How to Create Your Own Project Charter
You don't need to start from scratch. Here's the fastest path:
- Download a template — grab our free project charter template or the premium version with additional sections for risk assessment and assumptions
- Start with the problem — write the Project Purpose section first. If you can't articulate why this project exists in 2-3 sentences, you're not ready for a charter
- Define "done" — write 3-5 measurable objectives using the SMART format
- Draw the boundary — list what's in scope AND what's explicitly out of scope. The out-of-scope list prevents scope creep, which affects 52% of projects
- Name names — every role needs a real person's name, not a department
- Get the signature — a charter without executive approval is just a wish list
For detailed guidance on writing each section, see our guide on what a project charter is and how to use it effectively.
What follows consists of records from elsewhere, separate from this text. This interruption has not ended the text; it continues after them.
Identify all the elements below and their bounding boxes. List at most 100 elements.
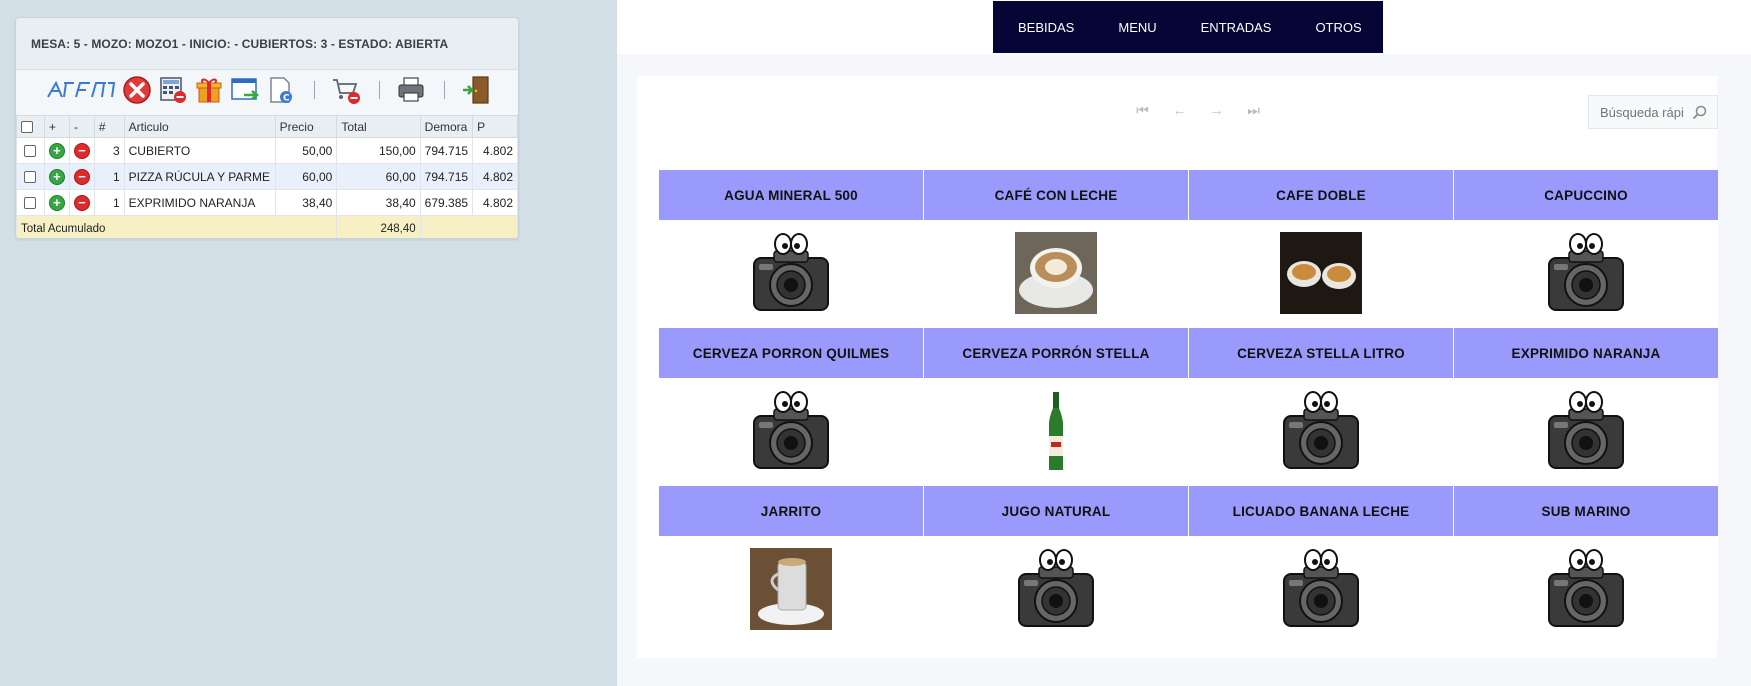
camera-placeholder-icon xyxy=(924,536,1188,642)
exit-door-icon[interactable] xyxy=(459,74,493,106)
col-articulo: Articulo xyxy=(123,115,276,138)
window-transfer-icon[interactable] xyxy=(228,74,262,106)
order-toolbar: C xyxy=(16,70,518,110)
col-minus: - xyxy=(68,115,95,138)
cancel-icon[interactable] xyxy=(120,74,154,106)
product-card[interactable]: CAFÉ CON LECHE xyxy=(924,170,1188,327)
product-name: JARRITO xyxy=(659,486,923,536)
row-articulo: PIZZA RÚCULA Y PARME xyxy=(123,163,276,190)
order-items-table: + - # Articulo Precio Total Demora P + −… xyxy=(16,115,518,238)
row-qty: 3 xyxy=(93,137,125,164)
row-articulo: EXPRIMIDO NARANJA xyxy=(123,189,276,216)
calculator-delete-icon[interactable] xyxy=(156,74,190,106)
order-header-text: MESA: 5 - MOZO: MOZO1 - INICIO: - CUBIER… xyxy=(31,36,449,51)
remove-button[interactable]: − xyxy=(68,189,95,216)
product-name: CERVEZA STELLA LITRO xyxy=(1189,328,1453,378)
toolbar-separator xyxy=(314,81,315,99)
row-checkbox[interactable] xyxy=(24,145,37,158)
minus-icon[interactable]: − xyxy=(73,194,90,211)
nav-item-entradas[interactable]: ENTRADAS xyxy=(1201,20,1272,35)
remove-button[interactable]: − xyxy=(68,137,95,164)
product-card[interactable]: LICUADO BANANA LECHE xyxy=(1189,486,1453,643)
product-card[interactable]: CAFE DOBLE xyxy=(1189,170,1453,327)
gift-icon[interactable] xyxy=(192,74,226,106)
row-demora: 679.385 xyxy=(419,189,474,216)
product-card[interactable]: JARRITO xyxy=(659,486,923,643)
row-articulo: CUBIERTO xyxy=(123,137,276,164)
remove-button[interactable]: − xyxy=(68,163,95,190)
product-card[interactable]: CERVEZA PORRÓN STELLA xyxy=(924,328,1188,485)
select-all-checkbox[interactable] xyxy=(21,121,33,134)
plus-icon[interactable]: + xyxy=(48,142,65,159)
logo-icon[interactable] xyxy=(46,74,118,106)
camera-placeholder-icon xyxy=(1454,220,1718,326)
col-demora: Demora xyxy=(419,115,474,138)
product-card[interactable]: CERVEZA STELLA LITRO xyxy=(1189,328,1453,485)
product-name: CAPUCCINO xyxy=(1454,170,1718,220)
prev-page-icon[interactable]: ← xyxy=(1161,102,1198,119)
row-demora: 794.715 xyxy=(419,137,474,164)
add-button[interactable]: + xyxy=(43,189,70,216)
total-value: 248,40 xyxy=(336,215,421,238)
total-row: Total Acumulado 248,40 xyxy=(16,215,518,238)
table-row[interactable]: + − 1 PIZZA RÚCULA Y PARME 60,00 60,00 7… xyxy=(16,163,518,190)
product-name: JUGO NATURAL xyxy=(924,486,1188,536)
last-page-icon[interactable]: ⏭ xyxy=(1235,102,1272,119)
row-precio: 50,00 xyxy=(274,137,338,164)
col-qty: # xyxy=(93,115,125,138)
toolbar-separator xyxy=(444,81,445,99)
product-card[interactable]: CERVEZA PORRON QUILMES xyxy=(659,328,923,485)
cart-remove-icon[interactable] xyxy=(329,74,363,106)
row-checkbox-cell[interactable] xyxy=(16,137,45,164)
table-row[interactable]: + − 3 CUBIERTO 50,00 150,00 794.715 4.80… xyxy=(16,137,518,164)
row-p: 4.802 xyxy=(472,137,518,164)
search-icon[interactable] xyxy=(1692,105,1707,120)
product-name: CERVEZA PORRÓN STELLA xyxy=(924,328,1188,378)
nav-item-otros[interactable]: OTROS xyxy=(1315,20,1361,35)
next-page-icon[interactable]: → xyxy=(1198,102,1235,119)
total-filler xyxy=(419,215,518,238)
product-name: EXPRIMIDO NARANJA xyxy=(1454,328,1718,378)
row-total: 150,00 xyxy=(336,137,421,164)
camera-placeholder-icon xyxy=(659,220,923,326)
plus-icon[interactable]: + xyxy=(48,194,65,211)
row-checkbox[interactable] xyxy=(24,197,37,210)
product-card[interactable]: AGUA MINERAL 500 xyxy=(659,170,923,327)
col-total: Total xyxy=(336,115,421,138)
document-c-icon[interactable]: C xyxy=(264,74,298,106)
camera-placeholder-icon xyxy=(1189,536,1453,642)
row-precio: 60,00 xyxy=(274,163,338,190)
nav-item-menu[interactable]: MENU xyxy=(1118,20,1156,35)
row-checkbox[interactable] xyxy=(24,171,37,184)
row-precio: 38,40 xyxy=(274,189,338,216)
add-button[interactable]: + xyxy=(43,137,70,164)
product-name: AGUA MINERAL 500 xyxy=(659,170,923,220)
category-nav: BEBIDAS MENU ENTRADAS OTROS xyxy=(993,1,1383,53)
camera-placeholder-icon xyxy=(1454,536,1718,642)
nav-item-bebidas[interactable]: BEBIDAS xyxy=(1018,20,1074,35)
minus-icon[interactable]: − xyxy=(73,142,90,159)
product-name: CERVEZA PORRON QUILMES xyxy=(659,328,923,378)
printer-icon[interactable] xyxy=(394,74,428,106)
row-checkbox-cell[interactable] xyxy=(16,189,45,216)
search-input[interactable] xyxy=(1600,104,1690,120)
quick-search xyxy=(1588,95,1718,129)
product-card[interactable]: CAPUCCINO xyxy=(1454,170,1718,327)
select-all-header[interactable] xyxy=(16,115,45,138)
product-name: SUB MARINO xyxy=(1454,486,1718,536)
product-card[interactable]: JUGO NATURAL xyxy=(924,486,1188,643)
toolbar-separator xyxy=(379,81,380,99)
product-card[interactable]: SUB MARINO xyxy=(1454,486,1718,643)
order-header: MESA: 5 - MOZO: MOZO1 - INICIO: - CUBIER… xyxy=(16,18,518,70)
product-grid: AGUA MINERAL 500 CAFÉ CON LECHE CAFE DOBLE… xyxy=(659,170,1718,643)
product-card[interactable]: EXPRIMIDO NARANJA xyxy=(1454,328,1718,485)
minus-icon[interactable]: − xyxy=(73,168,90,185)
col-precio: Precio xyxy=(274,115,338,138)
table-row[interactable]: + − 1 EXPRIMIDO NARANJA 38,40 38,40 679.… xyxy=(16,189,518,216)
first-page-icon[interactable]: ⏮ xyxy=(1124,102,1161,119)
row-qty: 1 xyxy=(93,189,125,216)
row-checkbox-cell[interactable] xyxy=(16,163,45,190)
product-name: LICUADO BANANA LECHE xyxy=(1189,486,1453,536)
plus-icon[interactable]: + xyxy=(48,168,65,185)
add-button[interactable]: + xyxy=(43,163,70,190)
Track your project timeline with a Gantt chart template and define detailed deliverables in a statement of work.
Frequently Asked Questions
How long should a project charter be?
A project charter should be 2-5 pages for most projects. The five examples above range from 1 to 3 pages each. Projects under $50,000 typically need a single page. Enterprise projects over $500,000 may require 5-8 pages with additional sections for risk analysis, assumptions, and constraints. If your charter exceeds 10 pages, you're likely including project plan-level detail that belongs in a separate document.
What's the difference between a project charter and a project plan?
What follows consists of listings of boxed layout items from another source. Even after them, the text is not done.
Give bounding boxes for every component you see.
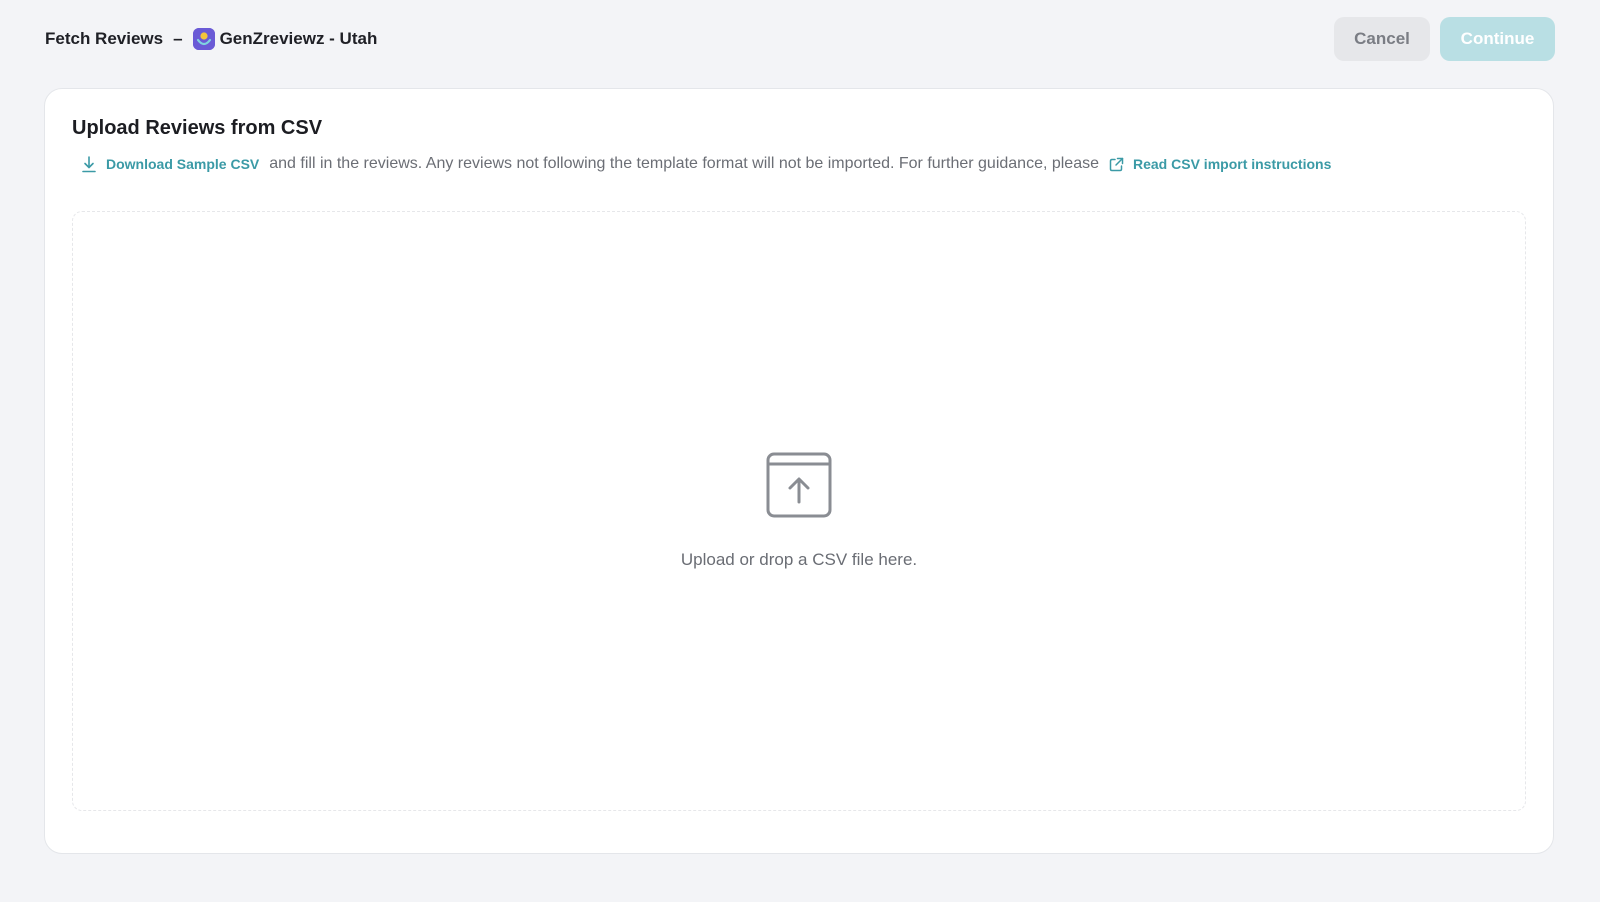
download-icon [82,155,96,172]
cancel-button[interactable]: Cancel [1334,16,1430,61]
title-separator: – [173,28,183,48]
read-csv-instructions-label: Read CSV import instructions [1133,156,1332,172]
read-csv-instructions-link[interactable]: Read CSV import instructions [1109,156,1331,172]
upload-card: Upload Reviews from CSV Download Sample … [44,88,1554,854]
location-name: GenZreviewz - Utah [219,28,378,48]
page-title: Fetch Reviews [45,28,164,48]
card-title: Upload Reviews from CSV [72,117,323,139]
download-sample-csv-link[interactable]: Download Sample CSV [81,155,260,173]
download-sample-csv-label: Download Sample CSV [106,156,260,172]
csv-dropzone[interactable]: Upload or drop a CSV file here. [72,211,1526,811]
breadcrumb: Fetch Reviews – GenZreviewz - Utah [45,27,378,50]
app-logo-icon [192,27,215,50]
upload-box-icon [766,452,832,518]
guidance-text: and fill in the reviews. Any reviews not… [269,155,1099,172]
continue-button[interactable]: Continue [1440,16,1555,61]
header-actions: Cancel Continue [1334,16,1555,61]
external-link-icon [1109,157,1124,171]
dropzone-text: Upload or drop a CSV file here. [680,550,918,569]
guidance-line: Download Sample CSV and fill in the revi… [81,155,1331,173]
page-header: Fetch Reviews – GenZreviewz - Utah Cance… [45,16,1555,61]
A project charter authorizes the project and answers "why" and "what" at a high level — it's typically 2-5 pages. A project plan details "how," "when," and "who" at a granular level and can be dozens of pages. The charter comes first and must be approved before detailed planning begins. Think of the charter as the project's birth certificate and the plan as its operating manual.
Who writes the project charter?
The project manager typically drafts the charter in collaboration with the project sponsor. The sponsor provides business justification and funding authority, while the PM drafts scope, objectives, and resource requirements. In some organizations, a PMO or business analyst creates the initial draft. The sponsor must sign it — a charter without executive approval carries no authority.
Can a project succeed without a charter?
Projects can proceed without a charter, but they face significantly higher failure rates. Only 31% of projects finish on time, on budget, and on scope (Standish Group, 2020), and projects without formal initiation documents perform even worse. The charter prevents the three most common project killers: unclear objectives (37% of failures), scope creep (52% of projects), and lack of executive sponsorship (67% failure rate without it).
Should agile projects have a charter?
Yes, though agile charters are typically lighter — often called a "project vision" or "product brief." They still need a clear purpose, success metrics, and stakeholder list. The key difference: agile charters define the outcome and boundaries but leave implementation details to sprint planning. Our agile project management guide covers how to adapt traditional charter elements for Scrum and Kanban teams.
How often should a project charter be updated?
A project charter should rarely change after approval — that's the point. If objectives, scope, or budget change significantly, the charter should be re-approved by the sponsor rather than silently updated. Minor clarifications (fixing a date, adding a stakeholder) are fine without re-approval. Major scope changes should trigger a formal change request process, not a charter edit.